Tuesday, February 2, 2010

It Seemed Like a Good Idea at the Time: German Edition

Check this out, courtesy the BBC:

Germany will buy 'tax evaders' list if real
The German Chancellor, Angela Merkel, says she will buy a list of alleged tax avoiders said to be hiding money in Switzerland - if it is a genuine one.
Up to 1,500 Germans are alleged to have stashed millions of dollars in secret bank accounts across the border.

The Financial Times Deutschland reported that the data was being offered by an IT specialist who once worked at HSBC in Geneva.

He is said to be asking $3.5m (£2.1m) for the list of names.

Some estimate it could net the German government $100m.

However, the Swiss finance ministry said it had refused to grant Germany any assistance in connection with the document, saying it was based on stolen information.

Big names

"Everything should be done to get this data," Mrs Merkel told a news conference in Berlin, as long as the information was "relevant".

Two years ago, Germany paid $7m for a similar list of German citizens who had money in Liechtenstein, a country that was known as a tax haven...

This may seem like a good idea. And short term, who knows, it might "benefit" the German Treasury. But let's think about the consequences.

Germany pays for these stolen names, just as they did for a similar list out of Lichtenstein awhile back. They get to squeeze some Germans who wanted to hide some money and get a one-time tax windfall.

In doing so, our Teutonic friends are helping legitimize hackers and information theft for profit. Every code jockey who has harbored dreams of getting rich off hacking now has real numbers to work with. Please note, it looks like this is not some black hat guy who hacked into the bank computers, but an internal techie - the run of the mill tech specialist with a certain amount of skill, sure, but no one who can crash into a well-defended system. This looks like a "company man" gone rogue. That is a big steaming bowl of not good for any multinational corpie to worry about.

The Germans are in a way legitimizing the nightmare scenarios for IT security professionals. Things like:

  • Internal code jockeys stealing the flow rates from Mexican oil wells and selling them to the drug cartels so they know which pipelines to either bomb, threaten to bomb (unless cash is paid to them by PEMEX) or to tap into and bunker the oil from.
  • Hackers or insiders getting ahold of coal train car schedules and selling them to eco-terrorists interested in disrupting the coal supply to power plants.
  • Bank programmers who parse through the wire transfers and locate the rather blatant flows of drug money into the Western banking system and threaten to go to the DEA with the data - unless they get a cut.

Today it is a Swiss IT guy who stole some names and sold them to a government. What about tomorrow, when it is an IT guy working for the German Government who hacks in and sells information about asylum seekers who relocated to Germany to "interested" governments? Or the "non-profits" like the Gary McKinnons of the world who hack into databases looking for evidence of UFOs or black ops budget items or a whole host of other special interest information strong-arm artists who just want to set data free?

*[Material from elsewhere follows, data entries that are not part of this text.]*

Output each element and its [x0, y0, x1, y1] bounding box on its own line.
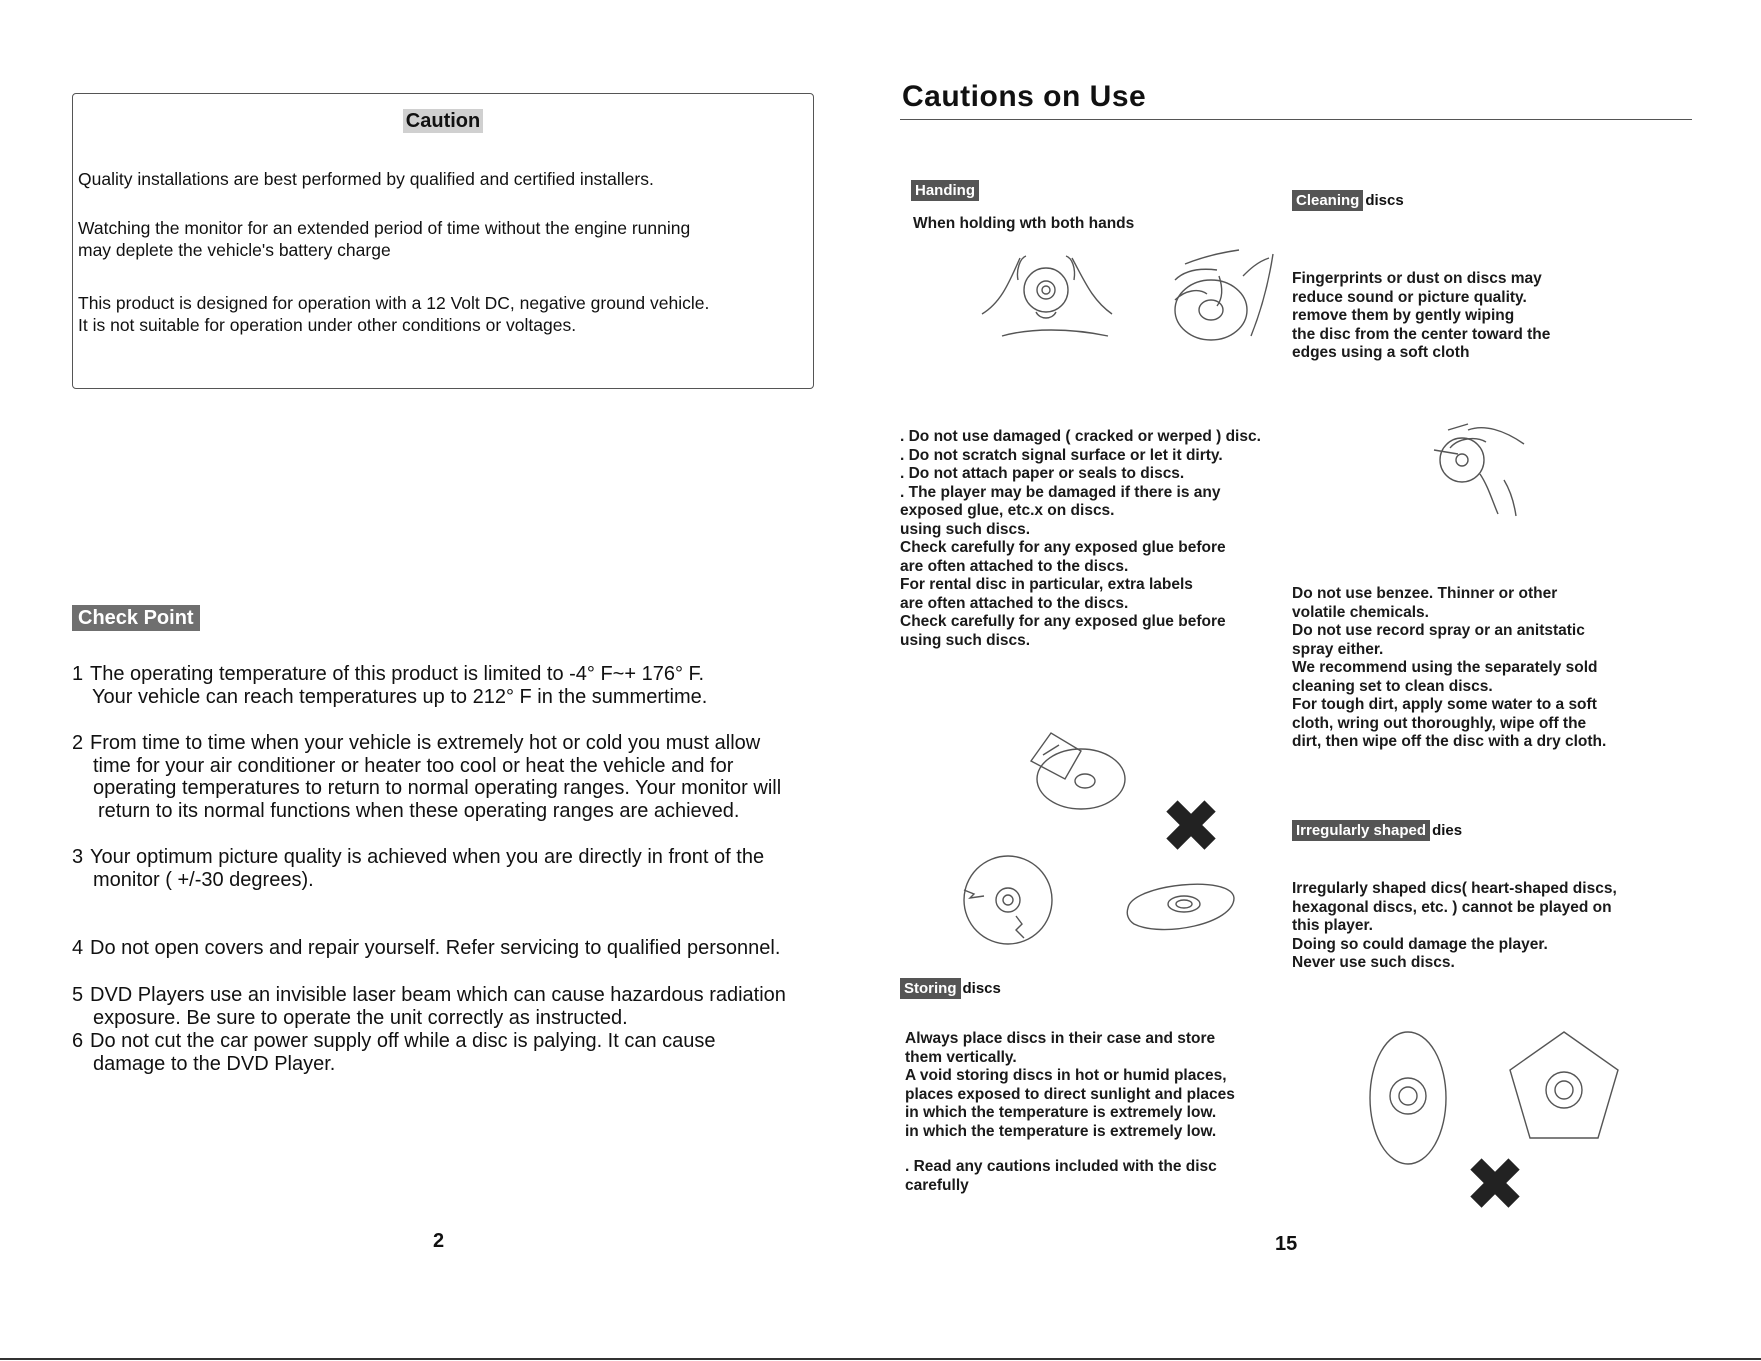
storing-text: Always place discs in their case and store them vertically. A void storing discs in hot or humid places, places exposed to direct sunlight and places in which the temperature is extremely low. in which the temperature is extremely low. . Read any cautions included with the disc carefully — [905, 1030, 1235, 1194]
disc-with-label-illustration — [1025, 725, 1135, 815]
x-mark-icon: ✖ — [1464, 1143, 1527, 1226]
caution-paragraph-1: Quality installations are best performed by qualified and certified installers. — [78, 169, 654, 189]
check-point-tag: Check Point — [72, 605, 200, 631]
irregular-text: Irregularly shaped dics( heart-shaped discs, hexagonal discs, etc. ) cannot be played on this player. Doing so could damage the player. Never use such discs. — [1292, 880, 1617, 971]
disc-held-both-hands-illustration — [980, 250, 1120, 340]
title-divider — [900, 119, 1692, 120]
warped-disc-illustration — [1122, 878, 1242, 938]
caution-title: Caution — [73, 110, 813, 133]
cleaning-text-a: Fingerprints or dust on discs may reduce sound or picture quality. remove them by gently wiping the disc from the center toward the edges using a soft cloth — [1292, 270, 1551, 361]
caution-box — [72, 93, 814, 389]
check-item-4: 4 Do not open covers and repair yourself. Refer servicing to qualified personnel. — [72, 937, 781, 959]
cleaning-text-b: Do not use benzee. Thinner or other volatile chemicals. Do not use record spray or an anitstatic spray either. We recommend using the separately sold cleaning set to clean discs. For tough dirt, apply some water to a soft cloth, wring out thoroughly, wipe off the dirt, then wipe off the disc with a dry cloth. — [1292, 585, 1607, 750]
storing-heading: Storing discs — [900, 978, 1001, 999]
handing-heading: Handing — [911, 180, 979, 201]
check-item-2: 2 From time to time when your vehicle is extremely hot or cold you must allow time for your air conditioner or heater too cool or heat the vehicle and for operating temperatures to return to normal operating ranges. Your monitor will return to its normal functions when these operating ranges are achieved. — [72, 732, 782, 822]
check-item-3: 3 Your optimum picture quality is achieved when you are directly in front of the monitor ( +/-30 degrees). — [72, 846, 765, 891]
cleaning-heading: Cleaning discs — [1292, 190, 1404, 211]
cracked-disc-illustration — [958, 850, 1058, 950]
pentagon-disc-illustration — [1508, 1030, 1620, 1140]
x-mark-icon: ✖ — [1160, 785, 1223, 868]
disc-held-one-hand-illustration — [1165, 240, 1285, 350]
page-number-left: 2 — [433, 1230, 445, 1252]
handing-text: . Do not use damaged ( cracked or werped ) disc. . Do not scratch signal surface or let it dirty. . Do not attach paper or seals to discs. . The player may be damaged if there is any exposed glue, etc.x on discs. using such discs. Check carefully for any exposed glue before are often attached to the discs. For rental disc in particular, extra labels are often attached to the discs. Check carefully for any exposed glue before using such discs. — [900, 428, 1261, 649]
check-item-1: 1 The operating temperature of this product is limited to -4° F~+ 176° F. Your vehicle can reach temperatures up to 212° F in the summertime. — [72, 663, 708, 708]
page-number-right: 15 — [1275, 1233, 1298, 1255]
handing-subtitle: When holding wth both hands — [913, 215, 1135, 232]
check-item-6: 6 Do not cut the car power supply off while a disc is palying. It can cause damage to the DVD Player. — [72, 1030, 716, 1075]
caution-paragraph-3: This product is designed for operation with a 12 Volt DC, negative ground vehicle. It is not suitable for operation under other conditions or voltages. — [78, 293, 710, 335]
check-point-heading — [72, 605, 200, 631]
wiping-disc-illustration — [1428, 420, 1528, 520]
caution-paragraph-2: Watching the monitor for an extended period of time without the engine running may deplete the vehicle's battery charge — [78, 218, 691, 260]
page-title: Cautions on Use — [902, 80, 1147, 113]
oval-disc-illustration — [1368, 1030, 1448, 1166]
irregular-heading: Irregularly shaped dies — [1292, 820, 1462, 841]
page-bottom-edge — [0, 1358, 1761, 1360]
check-item-5: 5 DVD Players use an invisible laser beam which can cause hazardous radiation exposure. Be sure to operate the unit correctly as instructed. — [72, 984, 786, 1029]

Germany runs a big risk here. As we move into years of anger towards central authority, Germany, among many other "developed" nations, are going to reap the whirlwind of this kind of behavior. They feel like they want the information, so they go get it. Others may feel the same about German government secrets and go after those as well.

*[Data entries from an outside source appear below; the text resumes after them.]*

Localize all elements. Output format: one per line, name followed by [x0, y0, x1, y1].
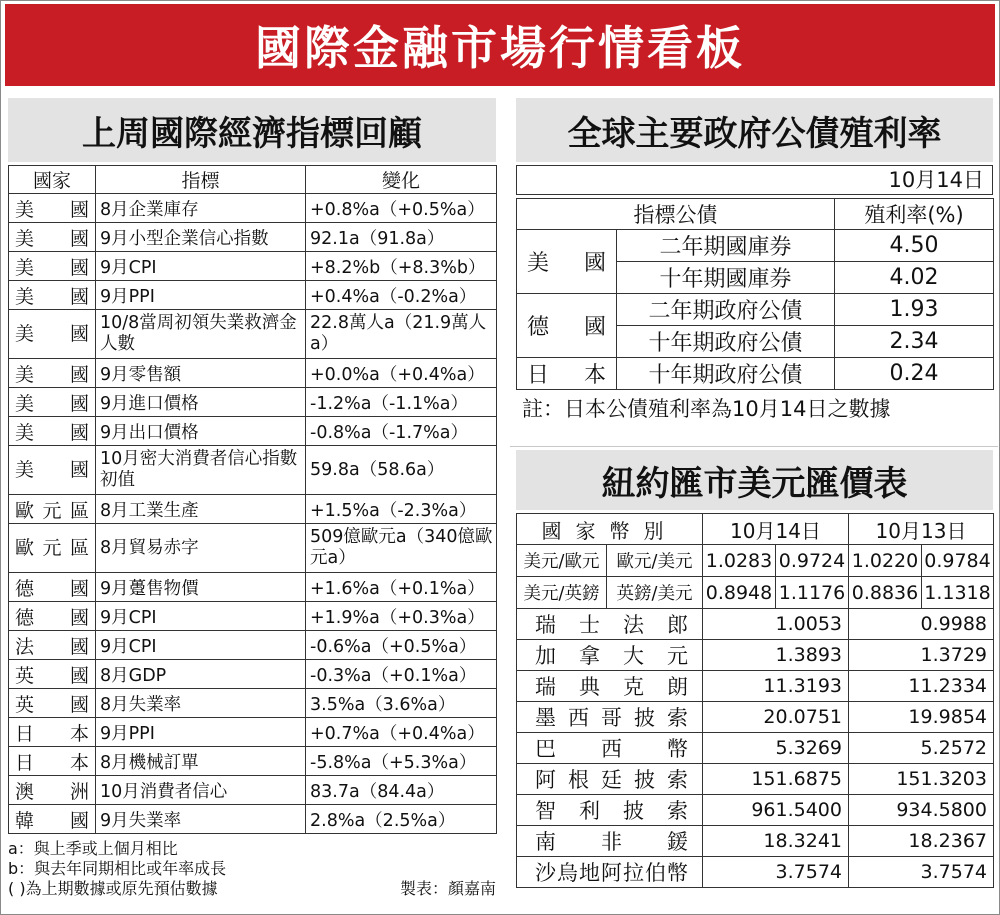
indicator-change: +0.4%a（-0.2%a） [306, 281, 497, 310]
col-date2: 10月13日 [849, 514, 994, 545]
currency-name: 墨西哥披索 [517, 702, 703, 733]
fx-rate-row [517, 702, 994, 733]
fx-rate-row [517, 857, 994, 888]
currency-name: 瑞典克朗 [517, 671, 703, 702]
indicator-change: +8.2%b（+8.3%b） [306, 252, 497, 281]
rate-date1: 1.3893 [703, 640, 849, 671]
indicator-country: 美國 [9, 194, 96, 223]
indicator-country: 日本 [9, 718, 96, 747]
fx-rate-row [517, 795, 994, 826]
pair-value: 1.1176 [776, 577, 849, 609]
indicator-country: 美國 [9, 446, 96, 495]
rate-date1: 3.7574 [703, 857, 849, 888]
currency-name: 智利披索 [517, 795, 703, 826]
pair-value: 1.1318 [922, 577, 994, 609]
indicator-change: -5.8%a（+5.3%a） [306, 747, 497, 776]
pair-value: 0.8948 [703, 577, 776, 609]
rate-date2: 18.2367 [849, 826, 994, 857]
indicator-row [9, 776, 497, 805]
indicator-name: 9月CPI [96, 252, 306, 281]
indicator-country: 美國 [9, 252, 96, 281]
rate-date2: 3.7574 [849, 857, 994, 888]
indicator-row [9, 718, 497, 747]
indicators-table [8, 165, 497, 834]
indicator-row [9, 524, 497, 573]
pair-label: 美元/歐元 [517, 545, 607, 577]
indicator-row [9, 495, 497, 524]
bond-table [516, 198, 994, 390]
section-divider [510, 446, 998, 447]
fx-title-text: 紐約匯市美元匯價表 [601, 463, 908, 504]
indicator-name: 9月小型企業信心指數 [96, 223, 306, 252]
pair-value: 0.8836 [849, 577, 922, 609]
indicator-row [9, 252, 497, 281]
indicator-change: -0.3%a（+0.1%a） [306, 660, 497, 689]
rate-date2: 0.9988 [849, 609, 994, 640]
indicator-name: 8月貿易赤字 [96, 524, 306, 573]
bond-yield: 1.93 [835, 294, 994, 326]
currency-name: 沙烏地阿拉伯幣 [517, 857, 703, 888]
indicator-change: 22.8萬人a（21.9萬人a） [306, 310, 497, 359]
indicator-name: 8月工業生產 [96, 495, 306, 524]
bond-name: 二年期國庫券 [617, 230, 835, 262]
indicator-name: 8月GDP [96, 660, 306, 689]
indicator-row [9, 388, 497, 417]
rate-date2: 151.3203 [849, 764, 994, 795]
indicator-change: 2.8%a（2.5%a） [306, 805, 497, 834]
indicator-name: 8月機械訂單 [96, 747, 306, 776]
indicator-change: 509億歐元a（340億歐元a） [306, 524, 497, 573]
indicator-row [9, 805, 497, 834]
pair-label: 英鎊/美元 [607, 577, 703, 609]
rate-date2: 5.2572 [849, 733, 994, 764]
indicator-name: 8月企業庫存 [96, 194, 306, 223]
bond-yield: 4.02 [835, 262, 994, 294]
indicator-name: 9月進口價格 [96, 388, 306, 417]
rate-date2: 19.9854 [849, 702, 994, 733]
rate-date2: 1.3729 [849, 640, 994, 671]
bond-yield: 4.50 [835, 230, 994, 262]
bond-name: 十年期政府公債 [617, 358, 835, 390]
currency-name: 阿根廷披索 [517, 764, 703, 795]
rate-date2: 934.5800 [849, 795, 994, 826]
indicator-country: 美國 [9, 310, 96, 359]
indicators-title-text: 上周國際經濟指標回顧 [82, 113, 422, 154]
bond-name: 二年期政府公債 [617, 294, 835, 326]
rate-date1: 961.5400 [703, 795, 849, 826]
indicator-country: 美國 [9, 359, 96, 388]
indicator-change: 3.5%a（3.6%a） [306, 689, 497, 718]
indicator-row [9, 417, 497, 446]
fx-rate-row [517, 671, 994, 702]
col-currency: 國家幣別 [517, 514, 703, 545]
rate-date1: 11.3193 [703, 671, 849, 702]
note-paren: ( )為上期數據或原先預估數據 [8, 879, 218, 898]
bond-panel-title [516, 98, 993, 162]
indicator-country: 德國 [9, 602, 96, 631]
currency-name: 巴西幣 [517, 733, 703, 764]
indicator-country: 美國 [9, 281, 96, 310]
indicator-name: 9月PPI [96, 718, 306, 747]
indicator-row [9, 310, 497, 359]
indicator-country: 英國 [9, 660, 96, 689]
bond-country: 美國 [517, 230, 617, 294]
pair-value: 0.9724 [776, 545, 849, 577]
fx-rate-row [517, 764, 994, 795]
indicators-header-row [9, 166, 497, 194]
col-yield: 殖利率(%) [835, 199, 994, 230]
indicator-country: 歐元區 [9, 524, 96, 573]
indicators-notes [8, 839, 496, 899]
page-title: 國際金融市場行情看板 [255, 21, 745, 75]
fx-rate-row [517, 640, 994, 671]
indicator-country: 德國 [9, 573, 96, 602]
bond-date: 10月14日 [516, 165, 993, 195]
fx-rate-row [517, 826, 994, 857]
pair-value: 1.0283 [703, 545, 776, 577]
rate-date1: 5.3269 [703, 733, 849, 764]
indicator-change: 59.8a（58.6a） [306, 446, 497, 495]
currency-name: 南非鍰 [517, 826, 703, 857]
bond-country: 德國 [517, 294, 617, 358]
rate-date1: 18.3241 [703, 826, 849, 857]
bond-row [517, 230, 994, 262]
col-country: 國家 [9, 166, 96, 194]
indicator-name: 9月PPI [96, 281, 306, 310]
indicator-row [9, 573, 497, 602]
fx-table [516, 513, 994, 888]
col-indicator: 指標 [96, 166, 306, 194]
fx-rate-row [517, 733, 994, 764]
currency-name: 瑞士法郎 [517, 609, 703, 640]
indicator-name: 9月失業率 [96, 805, 306, 834]
indicator-country: 英國 [9, 689, 96, 718]
indicator-row [9, 747, 497, 776]
pair-label: 美元/英鎊 [517, 577, 607, 609]
indicator-change: +1.9%a（+0.3%a） [306, 602, 497, 631]
rate-date1: 20.0751 [703, 702, 849, 733]
col-change: 變化 [306, 166, 497, 194]
indicator-country: 法國 [9, 631, 96, 660]
indicator-change: -0.6%a（+0.5%a） [306, 631, 497, 660]
indicator-change: +0.0%a（+0.4%a） [306, 359, 497, 388]
indicator-change: -0.8%a（-1.7%a） [306, 417, 497, 446]
fx-pair-row [517, 577, 994, 609]
bond-header-row [517, 199, 994, 230]
rate-date1: 1.0053 [703, 609, 849, 640]
bond-yield: 0.24 [835, 358, 994, 390]
page-title-banner [5, 4, 995, 86]
indicator-row [9, 660, 497, 689]
indicator-name: 9月CPI [96, 631, 306, 660]
indicator-name: 10月消費者信心 [96, 776, 306, 805]
indicator-change: +1.6%a（+0.1%a） [306, 573, 497, 602]
note-b: b：與去年同期相比或年率成長 [8, 859, 227, 878]
rate-date1: 151.6875 [703, 764, 849, 795]
col-date1: 10月14日 [703, 514, 849, 545]
indicator-country: 歐元區 [9, 495, 96, 524]
indicator-name: 9月出口價格 [96, 417, 306, 446]
indicator-country: 日本 [9, 747, 96, 776]
bond-row [517, 358, 994, 390]
indicator-row [9, 446, 497, 495]
bond-yield: 2.34 [835, 326, 994, 358]
indicator-row [9, 602, 497, 631]
indicator-row [9, 689, 497, 718]
table-maker: 製表：顏嘉南 [399, 879, 496, 898]
currency-name: 加拿大元 [517, 640, 703, 671]
indicator-country: 美國 [9, 417, 96, 446]
rate-date2: 11.2334 [849, 671, 994, 702]
indicator-name: 9月CPI [96, 602, 306, 631]
indicators-panel-title [8, 98, 496, 162]
indicator-name: 10/8當周初領失業救濟金人數 [96, 310, 306, 359]
indicator-country: 美國 [9, 223, 96, 252]
indicator-change: +1.5%a（-2.3%a） [306, 495, 497, 524]
fx-header-row [517, 514, 994, 545]
bond-row [517, 294, 994, 326]
fx-rate-row [517, 609, 994, 640]
bond-note: 註：日本公債殖利率為10月14日之數據 [522, 397, 891, 421]
indicator-row [9, 281, 497, 310]
indicator-change: -1.2%a（-1.1%a） [306, 388, 497, 417]
pair-label: 歐元/美元 [607, 545, 703, 577]
indicator-name: 8月失業率 [96, 689, 306, 718]
indicator-row [9, 223, 497, 252]
bond-name: 十年期政府公債 [617, 326, 835, 358]
indicator-name: 9月零售額 [96, 359, 306, 388]
fx-pair-row [517, 545, 994, 577]
fx-panel-title [516, 450, 993, 510]
bond-name: 十年期國庫券 [617, 262, 835, 294]
indicator-row [9, 194, 497, 223]
bond-country: 日本 [517, 358, 617, 390]
indicator-change: +0.7%a（+0.4%a） [306, 718, 497, 747]
indicator-name: 10月密大消費者信心指數初值 [96, 446, 306, 495]
indicator-country: 美國 [9, 388, 96, 417]
indicator-country: 澳洲 [9, 776, 96, 805]
indicator-row [9, 631, 497, 660]
col-bond: 指標公債 [517, 199, 835, 230]
indicator-name: 9月躉售物價 [96, 573, 306, 602]
pair-value: 1.0220 [849, 545, 922, 577]
indicator-country: 韓國 [9, 805, 96, 834]
indicator-change: +0.8%a（+0.5%a） [306, 194, 497, 223]
indicator-change: 83.7a（84.4a） [306, 776, 497, 805]
indicator-change: 92.1a（91.8a） [306, 223, 497, 252]
note-a: a：與上季或上個月相比 [8, 839, 178, 858]
pair-value: 0.9784 [922, 545, 994, 577]
indicator-row [9, 359, 497, 388]
bond-title-text: 全球主要政府公債殖利率 [567, 113, 942, 154]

Trust in privacy and information secrecy will be shattered across the globe, just as socionomics predicts.


Benh said...

Wow, great post!

David said...

Yeah, and U.S. presidents (and V.P.'s) order the murder of suspected "toor-wrists" and the treatment of goat-herders to sensory deprivation, extremes of heat/cold, shackling in stress positions, etc., in order to feed their political theater for the next election (have to appear tough on terrorism, don't 'cha know!).

The German chancellor is just doing what rulers modern and ancient do and did, adhering to the belief that "if I do it, it's not a crime."

Lord Acton was right, of course. If you want to meet a corrupt person, shake hands with anyone who has political power.